No final de 2018, pouco depois da abertura do White e de La Maison (já lá vamos), o atual CEO do Singular Properties compra a participação de Herédia no Santa Barbara e, em 2019, decide fazer nascer o grupo enquanto tal. Entretanto, já Catarina se tinha juntado de forma mais efetiva ao projeto, e atualmente os dois são os únicos acionistas do Singular Properties. A verdade é que cada projeto é muito feito à medida deste casal que, há vários anos, trocou o continente pela vida no arquipélago dos Açores, naquilo que foi um regresso a casa para Catarina e um recomeço confiante para João.
Aliás, La Maison – uma casa de hóspedes que, localizada a cerca de um quarteirão de distância do White, permite ter a privacidade de uma moradia com todas as comodidades de um resort – foi onde João e Catarina moraram com os filhos, até a família precisar de outro tipo de habitação. Desde 2018, é o espaço ideal para um grupo de amigos ou uma família passar uma temporada em São Miguel: tem piscina, lareira exterior, jardim com parque infantil, quatro quartos com casas de banho, uma sala com lareira e uma cozinha onde pode dar asas à imaginação.

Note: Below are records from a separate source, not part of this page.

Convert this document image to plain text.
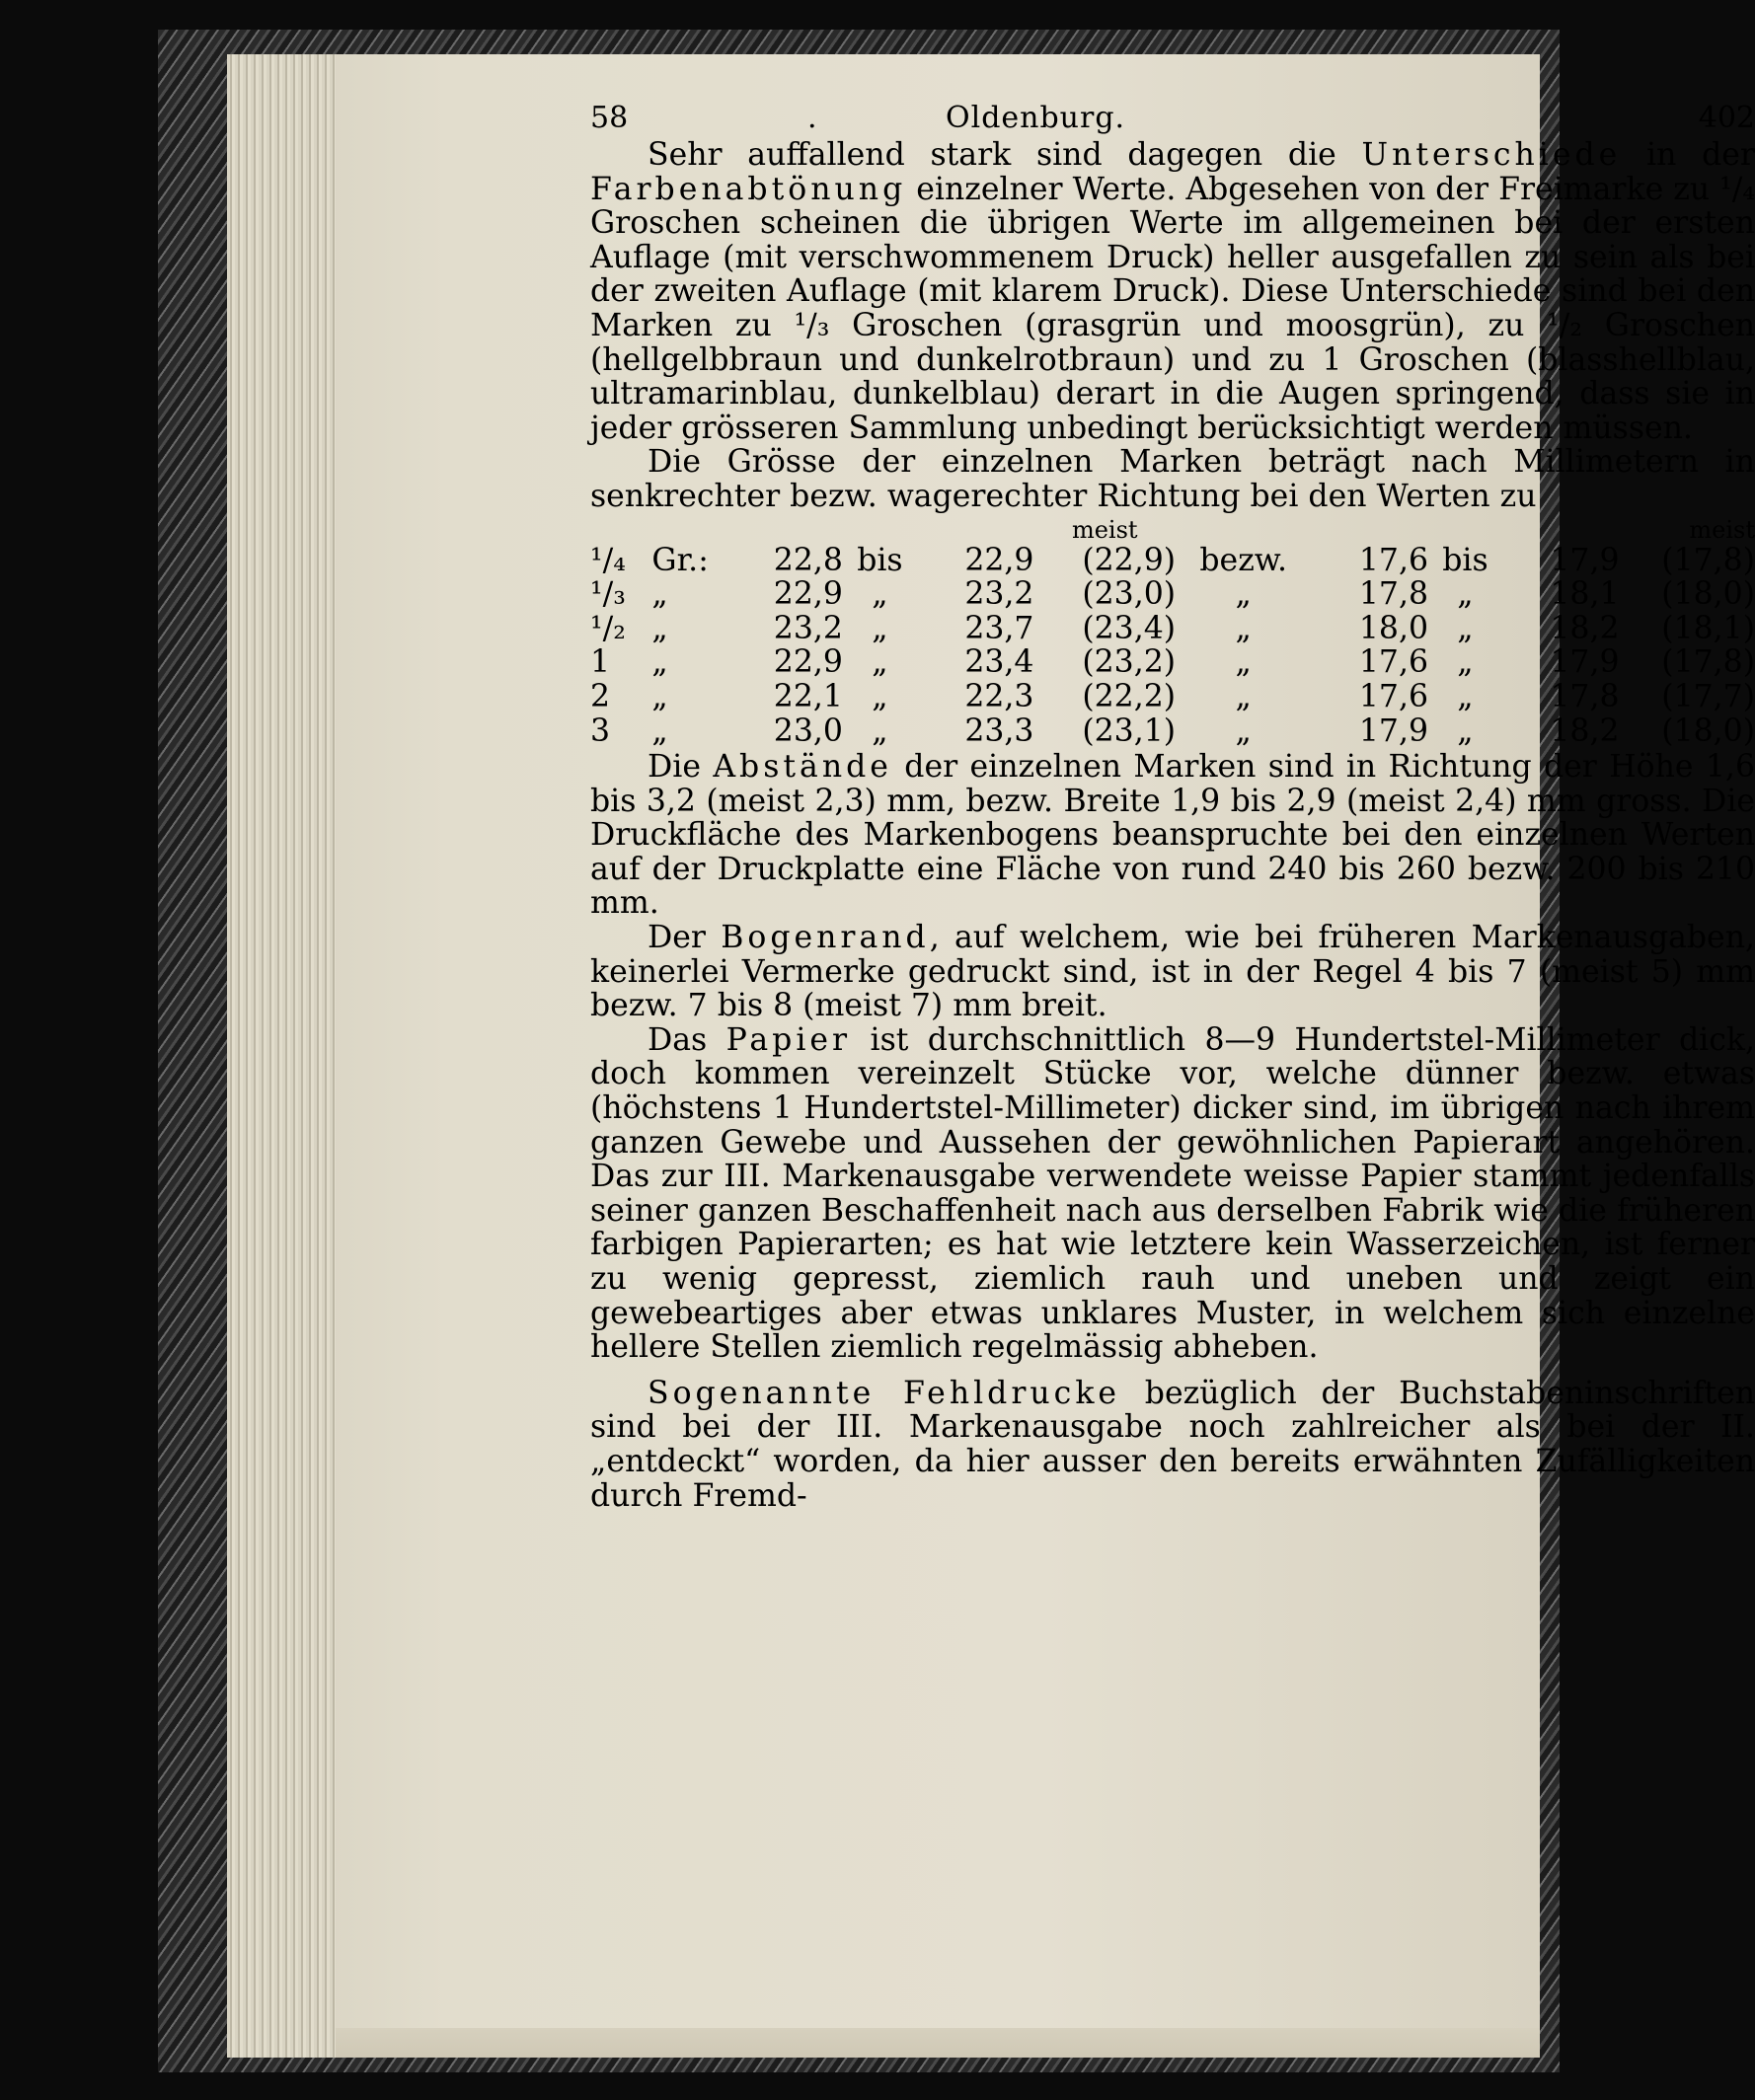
58	.	Oldenburg.	402

Sehr auffallend stark sind dagegen die Unterschiede in der Farbenabtönung einzelner Werte. Abgesehen von der Freimarke zu ¹/₄ Groschen scheinen die übrigen Werte im allgemeinen bei der ersten Auflage (mit verschwommenem Druck) heller ausgefallen zu sein als bei der zweiten Auflage (mit klarem Druck). Diese Unterschiede sind bei den Marken zu ¹/₃ Groschen (grasgrün und moosgrün), zu ¹/₂ Groschen (hellgelbbraun und dunkelrotbraun) und zu 1 Groschen (blasshellblau, ultramarinblau, dunkelblau) derart in die Augen springend, dass sie in jeder grösseren Sammlung unbedingt berücksichtigt werden müssen.

Die Grösse der einzelnen Marken beträgt nach Millimetern in senkrechter bezw. wagerechter Richtung bei den Werten zu

					meist					meist
¹/₄	Gr.:	22,8	bis	22,9	(22,9)	bezw.	17,6	bis	17,9	(17,8)
¹/₃	„	22,9	„	23,2	(23,0)	„	17,8	„	18,1	(18,0)
¹/₂	„	23,2	„	23,7	(23,4)	„	18,0	„	18,2	(18,1)
1	„	22,9	„	23,4	(23,2)	„	17,6	„	17,9	(17,8)
2	„	22,1	„	22,3	(22,2)	„	17,6	„	17,8	(17,7)
3	„	23,0	„	23,3	(23,1)	„	17,9	„	18,2	(18,0)

Die Abstände der einzelnen Marken sind in Richtung der Höhe 1,6 bis 3,2 (meist 2,3) mm, bezw. Breite 1,9 bis 2,9 (meist 2,4) mm gross. Die Druckfläche des Markenbogens beanspruchte bei den einzelnen Werten auf der Druckplatte eine Fläche von rund 240 bis 260 bezw. 200 bis 210 mm.

Der Bogenrand, auf welchem, wie bei früheren Markenausgaben, keinerlei Vermerke gedruckt sind, ist in der Regel 4 bis 7 (meist 5) mm bezw. 7 bis 8 (meist 7) mm breit.

Das Papier ist durchschnittlich 8—9 Hundertstel-Millimeter dick, doch kommen vereinzelt Stücke vor, welche dünner bezw. etwas (höchstens 1 Hundertstel-Millimeter) dicker sind, im übrigen nach ihrem ganzen Gewebe und Aussehen der gewöhnlichen Papierart angehören. Das zur III. Markenausgabe verwendete weisse Papier stammt jedenfalls seiner ganzen Beschaffenheit nach aus derselben Fabrik wie die früheren farbigen Papierarten; es hat wie letztere kein Wasserzeichen, ist ferner zu wenig gepresst, ziemlich rauh und uneben und zeigt ein gewebeartiges aber etwas unklares Muster, in welchem sich einzelne hellere Stellen ziemlich regelmässig abheben.

Sogenannte Fehldrucke bezüglich der Buchstabeninschriften sind bei der III. Markenausgabe noch zahlreicher als bei der II. „entdeckt“ worden, da hier ausser den bereits erwähnten Zufälligkeiten durch Fremd-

Se preferir, o White entrega-lhe em La Maison as refeições que tem disponíveis no restaurante, mediante reserva.
Onze milhões de euros investidos, três projetos diferenciados e oito anos depois de se ter estreado na hotelaria, conversámos com o casal que quer reposicionar São Miguel enquanto destino, “com os valores e os princípios” em que acredita e sem ceder a modas. Quer “fazer uma cena espetacular”, diz João com uma gargalhada, repetindo a frase divertida que foi dizendo ao longo dos anos a quem com ele se cruzava.
Durante três dias, deixámo-nos guiar por João e Catarina numa viagem pela história de cada projeto, que conhecemos desde o início, mas que agora vive um novo ciclo.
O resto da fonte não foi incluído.